Geschichten von fünf Puschlaver Frauen.
Enneda/ Chur: Somedia Buchverlag 2023.
ISBN 978-3-907095-64-5

Die Schweiz ist ein vielfältiges Land, geografisch, sprachlich und auch mit ihren geschichtlichen Gegebenheiten. Das Puschlav, ein italienischsprachiges Südtal Graubündens, hat eine eigene bewegte Geschichte. Wer mit der Berninabahndurch dieses schöne Tal nach Tirano in Italien fährt, unterbricht möglicherweise seine Reise in Poschiavo, um sich diesen Ort genauer anzuschauen. Vielleicht staunt er über die für ein Bergtal auffallend grossen, herrschaftlichen Häuser und fragt sich, warum das wohl so sei. Diese Palazzi bilden einen Strassenzug mit herrschaftlichen Villen am ehemals südlichen Ortsrand von Poschiavo. Sie gehörten heimgekehrten Puschlavern, die vor allem in der zweiten Hälfte des 19. Jahrhunderts in zahlreiche europäische Länder, aber auch nach Russland, Australien, Nord- und Südamerika ausgewandert waren, wo sie erfolgreich als Zuckerbäcker und Cafetiers tätig waren. Sofern es die finanzielle Situation zuliess, liessen sie diese prächtigen Häuser errichten, in denen sie ihre Heimataufenthalte oder auch den Lebensabend verbringen konnten.
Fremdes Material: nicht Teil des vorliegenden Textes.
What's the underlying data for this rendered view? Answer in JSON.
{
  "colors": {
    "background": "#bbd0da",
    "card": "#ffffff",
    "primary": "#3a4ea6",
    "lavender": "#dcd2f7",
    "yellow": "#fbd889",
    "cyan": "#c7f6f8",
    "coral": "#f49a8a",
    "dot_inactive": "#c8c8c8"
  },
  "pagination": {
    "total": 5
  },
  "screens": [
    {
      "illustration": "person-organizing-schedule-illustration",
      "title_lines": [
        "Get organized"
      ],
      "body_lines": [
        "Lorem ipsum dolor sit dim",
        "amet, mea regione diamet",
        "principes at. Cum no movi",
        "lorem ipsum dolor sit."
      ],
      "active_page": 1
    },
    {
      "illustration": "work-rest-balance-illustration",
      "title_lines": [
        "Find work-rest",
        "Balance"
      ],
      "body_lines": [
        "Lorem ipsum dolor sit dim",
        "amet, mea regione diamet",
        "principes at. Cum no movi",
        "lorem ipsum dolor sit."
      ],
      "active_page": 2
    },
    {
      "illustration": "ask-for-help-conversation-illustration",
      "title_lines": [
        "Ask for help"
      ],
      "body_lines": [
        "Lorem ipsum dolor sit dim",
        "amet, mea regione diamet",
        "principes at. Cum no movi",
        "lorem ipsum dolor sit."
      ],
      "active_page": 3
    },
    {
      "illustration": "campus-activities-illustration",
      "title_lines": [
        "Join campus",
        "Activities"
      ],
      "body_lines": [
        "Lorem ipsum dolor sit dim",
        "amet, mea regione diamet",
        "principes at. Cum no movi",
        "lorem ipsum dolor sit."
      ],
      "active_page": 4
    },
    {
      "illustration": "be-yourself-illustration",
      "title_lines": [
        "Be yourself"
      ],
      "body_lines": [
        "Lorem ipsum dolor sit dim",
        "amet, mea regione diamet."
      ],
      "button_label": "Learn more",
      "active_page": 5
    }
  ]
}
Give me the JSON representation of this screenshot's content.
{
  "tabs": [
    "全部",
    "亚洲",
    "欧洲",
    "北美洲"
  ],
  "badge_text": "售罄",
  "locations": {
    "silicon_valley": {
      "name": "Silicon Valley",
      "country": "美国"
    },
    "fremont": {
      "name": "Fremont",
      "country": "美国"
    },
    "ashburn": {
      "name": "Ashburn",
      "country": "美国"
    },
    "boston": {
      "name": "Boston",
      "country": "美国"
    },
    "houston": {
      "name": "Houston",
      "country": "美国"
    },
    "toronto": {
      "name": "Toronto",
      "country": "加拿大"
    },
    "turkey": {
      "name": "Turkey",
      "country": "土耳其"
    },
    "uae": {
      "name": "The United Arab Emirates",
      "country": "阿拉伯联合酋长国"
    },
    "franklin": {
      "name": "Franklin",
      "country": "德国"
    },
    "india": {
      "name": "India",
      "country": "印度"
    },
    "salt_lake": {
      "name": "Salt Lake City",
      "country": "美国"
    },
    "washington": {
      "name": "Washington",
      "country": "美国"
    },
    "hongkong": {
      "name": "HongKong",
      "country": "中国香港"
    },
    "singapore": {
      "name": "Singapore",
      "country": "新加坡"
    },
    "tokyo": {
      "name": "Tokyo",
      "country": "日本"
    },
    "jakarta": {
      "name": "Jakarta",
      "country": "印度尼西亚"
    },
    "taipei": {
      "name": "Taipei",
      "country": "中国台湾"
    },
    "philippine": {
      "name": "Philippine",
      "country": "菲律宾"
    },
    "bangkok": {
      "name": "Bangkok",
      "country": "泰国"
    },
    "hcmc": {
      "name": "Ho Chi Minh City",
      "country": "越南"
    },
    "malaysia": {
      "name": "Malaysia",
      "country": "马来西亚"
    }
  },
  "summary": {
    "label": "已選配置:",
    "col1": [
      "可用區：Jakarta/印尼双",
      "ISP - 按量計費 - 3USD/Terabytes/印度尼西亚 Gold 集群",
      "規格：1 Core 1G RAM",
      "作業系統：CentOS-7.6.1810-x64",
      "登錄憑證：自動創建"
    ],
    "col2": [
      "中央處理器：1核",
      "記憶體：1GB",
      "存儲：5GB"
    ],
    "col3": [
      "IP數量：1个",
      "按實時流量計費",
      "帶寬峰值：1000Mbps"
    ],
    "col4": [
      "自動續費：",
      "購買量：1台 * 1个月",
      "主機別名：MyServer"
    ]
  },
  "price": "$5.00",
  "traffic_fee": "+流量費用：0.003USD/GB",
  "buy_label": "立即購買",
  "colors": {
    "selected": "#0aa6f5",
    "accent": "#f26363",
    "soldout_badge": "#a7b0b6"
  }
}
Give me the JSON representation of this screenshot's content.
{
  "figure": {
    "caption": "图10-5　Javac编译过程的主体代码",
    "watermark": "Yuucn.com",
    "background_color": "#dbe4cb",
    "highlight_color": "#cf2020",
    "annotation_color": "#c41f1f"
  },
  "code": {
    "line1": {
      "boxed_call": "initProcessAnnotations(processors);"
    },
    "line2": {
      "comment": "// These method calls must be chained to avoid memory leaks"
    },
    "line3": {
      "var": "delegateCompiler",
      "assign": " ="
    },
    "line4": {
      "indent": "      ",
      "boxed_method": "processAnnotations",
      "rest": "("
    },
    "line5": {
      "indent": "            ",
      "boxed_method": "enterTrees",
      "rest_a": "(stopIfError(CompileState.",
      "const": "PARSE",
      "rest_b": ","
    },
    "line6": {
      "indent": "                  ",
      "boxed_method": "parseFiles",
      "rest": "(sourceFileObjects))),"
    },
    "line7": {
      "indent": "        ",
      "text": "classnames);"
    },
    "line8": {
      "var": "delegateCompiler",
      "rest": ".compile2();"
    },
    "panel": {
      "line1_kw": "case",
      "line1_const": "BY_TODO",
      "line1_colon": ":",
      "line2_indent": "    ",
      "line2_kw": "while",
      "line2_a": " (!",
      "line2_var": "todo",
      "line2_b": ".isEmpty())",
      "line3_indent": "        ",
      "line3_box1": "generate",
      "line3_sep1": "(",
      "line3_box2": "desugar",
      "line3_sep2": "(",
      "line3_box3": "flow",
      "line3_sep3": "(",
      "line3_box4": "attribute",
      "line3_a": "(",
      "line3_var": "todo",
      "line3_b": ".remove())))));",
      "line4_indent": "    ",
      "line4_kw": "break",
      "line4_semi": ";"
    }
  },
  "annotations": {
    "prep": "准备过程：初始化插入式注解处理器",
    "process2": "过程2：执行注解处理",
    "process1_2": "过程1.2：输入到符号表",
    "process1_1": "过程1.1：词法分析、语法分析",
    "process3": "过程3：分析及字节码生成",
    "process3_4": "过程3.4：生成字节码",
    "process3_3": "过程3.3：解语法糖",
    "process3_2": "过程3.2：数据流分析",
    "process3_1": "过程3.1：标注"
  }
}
Das Buch von Silva Semadeni «Geboren im 19. Jahrhundert. Geschichten von fünf Puschlaver Frauen» geht auf Spurensuche in dieser Zeit.

Am Anfang war ein Bild

Anlass für das Buch gab eine Fotografie, vermutlich aus dem Jahr 1884, mit fünf Frauen. Sie stammen aus dem Puschlav und gehören drei Generationen an. Das Bild hing zuerst in der Stube der Urgrossmutter von Silva Semadeni, dann bei ihrer Grossmutter Lilia, und heute ziert es den Flur der Autorin in Chur. Wer waren die Abgebildeten wohl? Wie sah die Welt aus, in der sie lebten, und wie gestalteten sich ihre Lebenswege? Diese Fragen weckten das Interesse der Autorin und sie suchte nach Spuren von ihnen. Es waren aufwendige Recherchearbeiten nötig, denn die Autorin wollte sich nicht in Vermutungen verlieren oder einen historischen Roman verfassen, sondern mit Hilfe von überprüften Fakten den Lebenslauf der Frauen erforschen. Direkte Quellen gab es nur wenige. Doch aus Fotos, Briefen, Informationen aus Zeitungen und offiziellen Dokumenten in Kirchenarchiven und Registern im In- und Ausland ergab sich schliesslich eine Vielzahl von kleinen Mosaiksteinen, mit denen sich die Lücken mindestens teilweise schliessen liessen.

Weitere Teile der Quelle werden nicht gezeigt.